The film also reveals that deciding to perform a late abortion is often an extremely difficult choice for the doctors as well as the patients and not something the providers do automatically when a woman comes to them. One of the most compelling scenes occurs when Drs. Sella and Robinson have a heart-wrenching disagreement over whether to proceed with a late abortion for a young woman, evaluating whether her reason is valid enough and lamenting that the ability of the woman to tell her story could affect the final decision. It’s a pivotal moment that also brings into focus the concerns of the American people; while less than one percent of the abortions performed in the country occur in the third trimester, the procedure is often the centerpiece of the antiabortion movement, but even pro-choice supporters will find themselves questioning the efficacy of all late abortions. The women come to the doctors for many reasons, ranging from the health of the child to economic situations to admitting that they either didn’t know or refused to accept that they were pregnant until it was too late. “It’s guilt no matter which way you go,” one desperate patient, whose child would be born with severe disabilities and would likely die within a year, tells Dr.

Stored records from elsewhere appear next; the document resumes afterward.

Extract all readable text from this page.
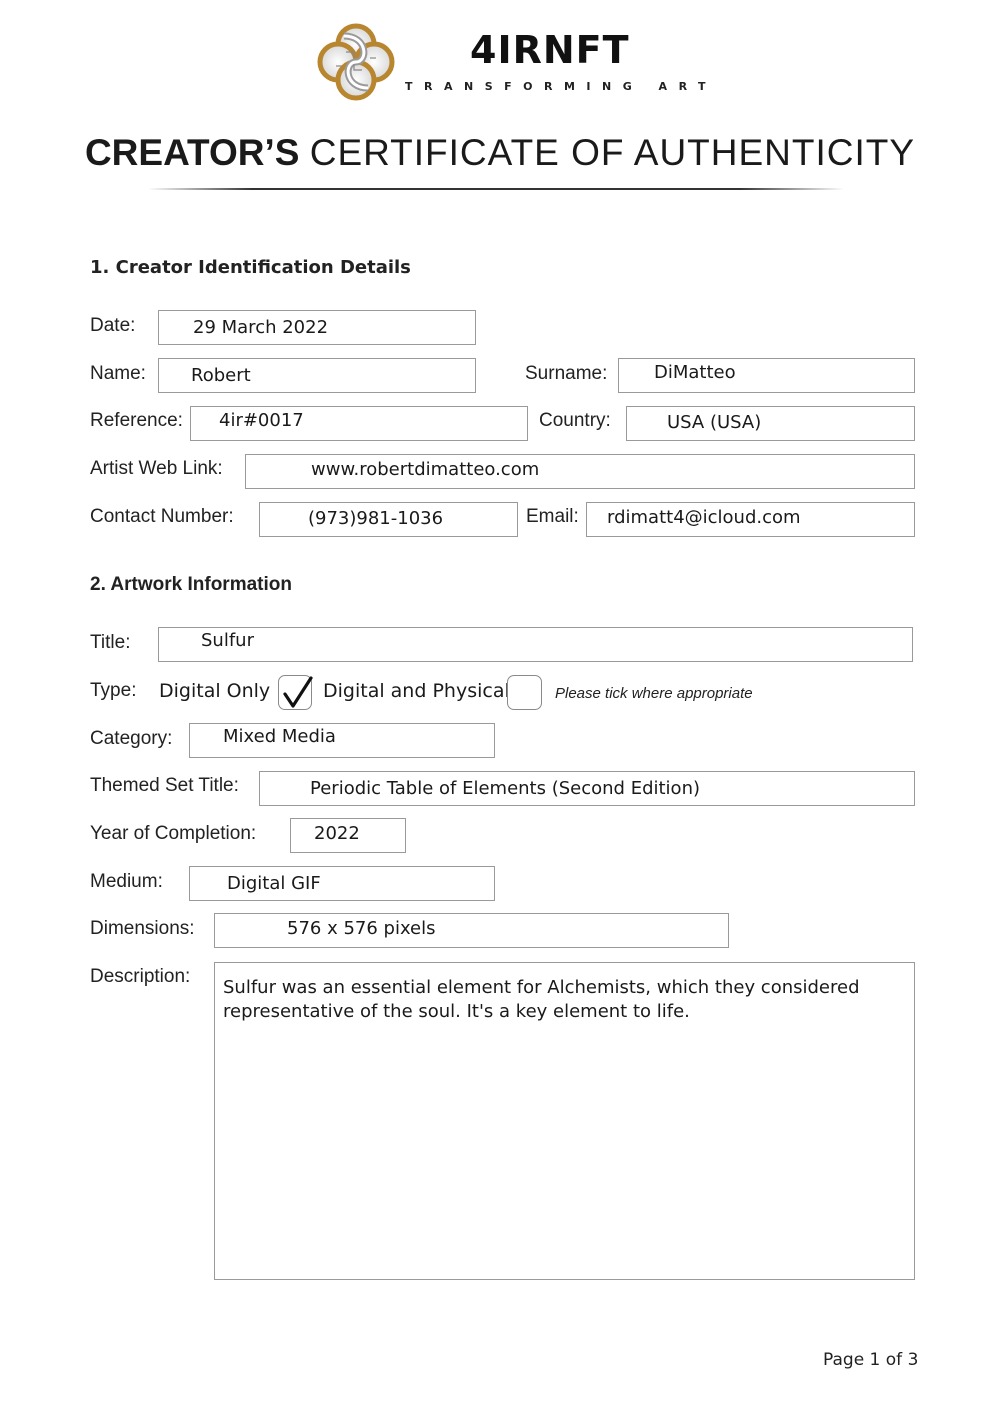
4IRNFT
TRANSFORMING ART
CREATOR’S CERTIFICATE OF AUTHENTICITY
1. Creator Identification Details
Date:	29 March 2022
Name:	Robert	Surname:	DiMatteo
Reference: 4ir#0017	Country:	USA (USA)
Artist Web Link:	www.robertdimatteo.com
Contact Number:	(973)981-1036	Email: rdimatt4@icloud.com
2. Artwork Information
Title:	Sulfur
Type: Digital Only	Digital and Physical	Please tick where appropriate
Category:	Mixed Media
Themed Set Title:	Periodic Table of Elements (Second Edition)
Year of Completion:	2022
Medium:	Digital GIF
Dimensions:	576 x 576 pixels
Description:
Sulfur was an essential element for Alchemists, which they considered
representative of the soul. It's a key element to life.
Page 1 of 3
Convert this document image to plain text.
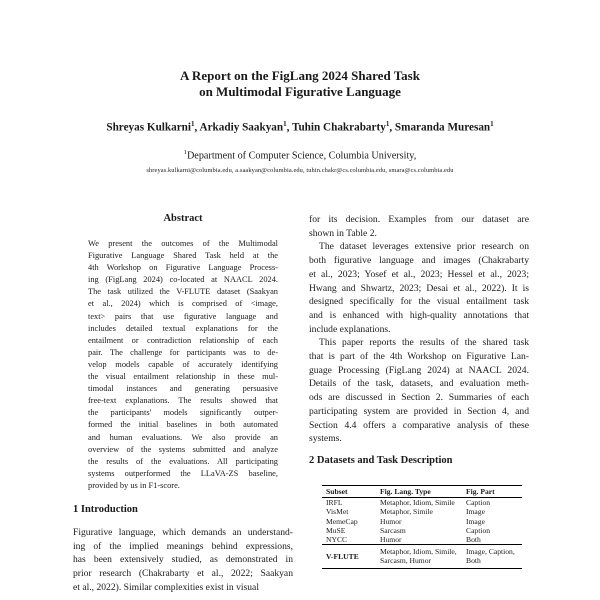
A Report on the FigLang 2024 Shared Task
on Multimodal Figurative Language
Shreyas Kulkarni$^1$, Arkadiy Saakyan$^1$, Tuhin Chakrabarty$^1$, Smaranda Muresan$^1$
$^1$Department of Computer Science, Columbia University,
shreyas.kulkarni@columbia.edu, a.saakyan@columbia.edu, tuhin.chakr@cs.columbia.edu, smara@cs.columbia.edu
Abstract
We present the outcomes of the Multimodal
Figurative Language Shared Task held at the
4th Workshop on Figurative Language Process-
ing (FigLang 2024) co-located at NAACL 2024.
The task utilized the V-FLUTE dataset (Saakyan
et al., 2024) which is comprised of <image,
text> pairs that use figurative language and
includes detailed textual explanations for the
entailment or contradiction relationship of each
pair. The challenge for participants was to de-
velop models capable of accurately identifying
the visual entailment relationship in these mul-
timodal instances and generating persuasive
free-text explanations. The results showed that
the participants' models significantly outper-
formed the initial baselines in both automated
and human evaluations. We also provide an
overview of the systems submitted and analyze
the results of the evaluations. All participating
systems outperformed the LLaVA-ZS baseline,
provided by us in F1-score.
1 Introduction
Figurative language, which demands an understand-
ing of the implied meanings behind expressions,
has been extensively studied, as demonstrated in
prior research (Chakrabarty et al., 2022; Saakyan
et al., 2022). Similar complexities exist in visual
for its decision. Examples from our dataset are
shown in Table 2.
The dataset leverages extensive prior research on
both figurative language and images (Chakrabarty
et al., 2023; Yosef et al., 2023; Hessel et al., 2023;
Hwang and Shwartz, 2023; Desai et al., 2022). It is
designed specifically for the visual entailment task
and is enhanced with high-quality annotations that
include explanations.
This paper reports the results of the shared task
that is part of the 4th Workshop on Figurative Lan-
guage Processing (FigLang 2024) at NAACL 2024.
Details of the task, datasets, and evaluation meth-
ods are discussed in Section 2. Summaries of each
participating system are provided in Section 4, and
Section 4.4 offers a comparative analysis of these
systems.
2 Datasets and Task Description
Subset	Fig. Lang. Type	Fig. Part
IRFL	Metaphor, Idiom, Simile	Caption
VisMet	Metaphor, Simile	Image
MemeCap	Humor	Image
MuSE	Sarcasm	Caption
NYCC	Humor	Both
V-FLUTE	Metaphor, Idiom, Simile, Sarcasm, Humor	Image, Caption, Both
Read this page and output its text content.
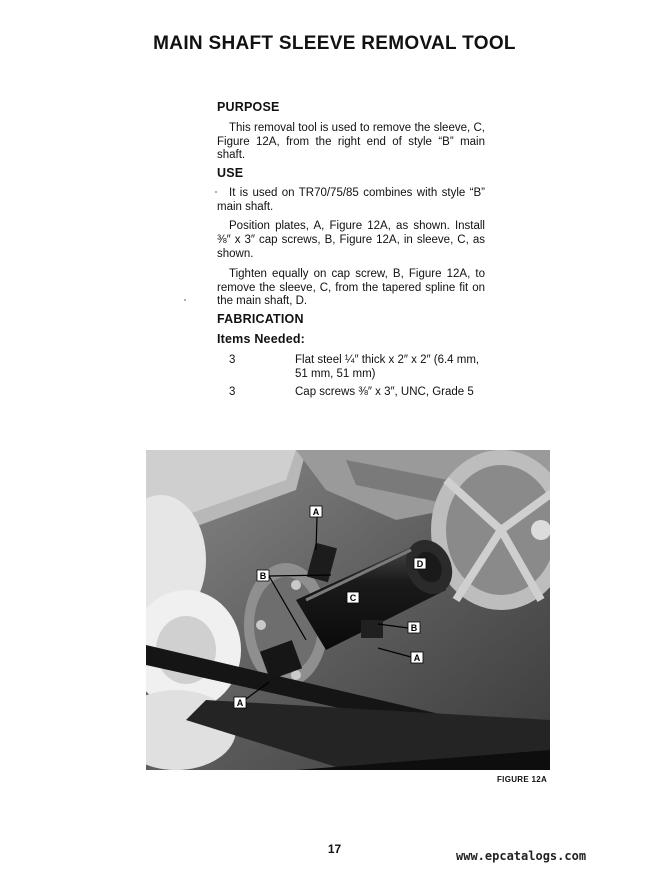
MAIN SHAFT SLEEVE REMOVAL TOOL
PURPOSE
This removal tool is used to remove the sleeve, C, Figure 12A, from the right end of style “B” main shaft.
USE
It is used on TR70/75/85 combines with style “B” main shaft.
Position plates, A, Figure 12A, as shown. Install ⅜″ x 3″ cap screws, B, Figure 12A, in sleeve, C, as shown.
Tighten equally on cap screw, B, Figure 12A, to remove the sleeve, C, from the tapered spline fit on the main shaft, D.
FABRICATION
Items Needed:
3	Flat steel ¼″ thick x 2″ x 2″ (6.4 mm, 51 mm, 51 mm)
3	Cap screws ⅜″ x 3″, UNC, Grade 5
A
B
D
C
B
A
A
FIGURE 12A
17	www.epcatalogs.com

Sella. “Guilt if you go ahead and do what we’re doing, or bring him into this world and then he doesn’t have any quality of life.” Although Shane and Wilson include footage of protestors, news reports, and congressional hearings, After Tiller is a powerful, deeply emotional documentary about the doctors and patients who must make impossible choices and live with their decisions for the rest of their lives. The film, which raises fascinating, difficult questions for which there are no easy answers, opens September 20 at Film Forum and the Film Society of Lincoln Center. Shane (Bi the Way) and Wilson will be at Film Forum on September 20-21 at the 8:10 screenings and September 22 at 4:30 to discuss the film; they will also participate in a series of Q&As at Lincoln Center, including September 20 at 7:00 with NARAL Pro-Choice New York, September 21 at 7:00 with the New York Abortion Access Fund, September 22 at 3:00 with Nancy Northup of the Center for Reproductive Rights, and September 26 at 7:00 with Dr. Sara Miller of the Reproductive Health Access Project, in addition to a panel discussion on September 23 at 7:00 with Kassi Underwood of Exhale.